In phosphorylation, we developed many types inhibitors of c-Met, FGFR,CDK7, RIPK2 and MK2 kinases. For acetylation, we focused on design of BET inhibitors.
And in methylation, we carried out many studies on the design of inhibitors of demethylase LSD1 and protein arginine methyltransferases PRMT4 and PRMT5.
Currently, we are focusing on the enzymes involved in the ubiquitination processes.
- Peptide Drug Discovery with Phage-Display Technology
Peptide drug discovery using phage-display libraries is a powerful approach for identifying
high-affinity peptide ligands that can bind to specific therapeutic targets,
such as proteins or receptors. In this technique, a diverse library of peptides
is genetically engineered to be displayed on the surface of bacteriophages.
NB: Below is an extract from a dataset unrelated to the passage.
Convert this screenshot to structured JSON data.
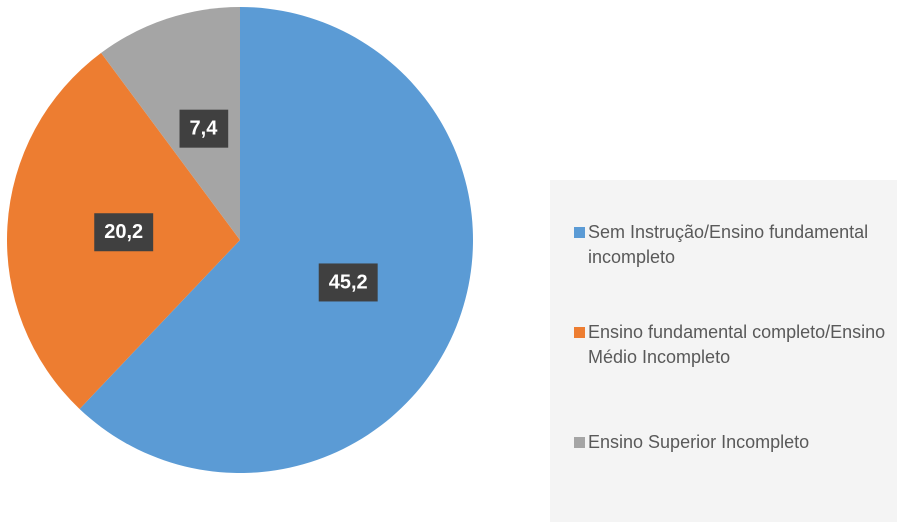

Each phage carries a unique peptide sequence,
allowing for the screening of millions to billions of potential candidates
simultaneously. The library is exposed to a target of interest, and phages
displaying peptides with high binding affinity are selected and amplified
through multiple rounds of biopanning. This iterative process enriches for
peptides that specifically interact with the target. Currently, we are developing new technologies for online modifying
the natural amino acid into non-natural amino acid and cyclizing the peptides with new chemical method.
Besides, we are also utilizing the machine learning approach to analyze and deign bioactive peptides.
Together with our previously developed ADC(Antibody-Drug Conjugate) technology, we can further advance the peptide into peptide-drug conjugates.
- Structure-based Drug Discovery
Structure-based drug discovery (SBDD) is a rational approach that leverages
the three-dimensional structures of target proteins to design and optimize
potential drug candidates. By using high-resolution structural data obtained
from techniques such as X-ray crystallography and cryo-electron microscopy
(cryo-EM), we can visualize the atomic details of a target protein,
including its binding pockets, and conformational dynamics.
This structural information serves as a critical starting point for identifying
and designing small molecules that can interact with the target
in a specific and potent manner. In our lab, we have integrated displines of structural biology,
computational modeling and medicinal chemistry to design and develop drugs on c-Met kinase (Gumarontinib, marketed) and LSD1 (X-L177, IND).
We are also build a fragment-based drug discovery platform for new targets. Currently, our lab has a fragment library of more than 2000 compounds,
and we can use Mass Spectra to screen the library rapidly to find the weak binders. Then the SBDD approach can be used to optimize it into drug candidates.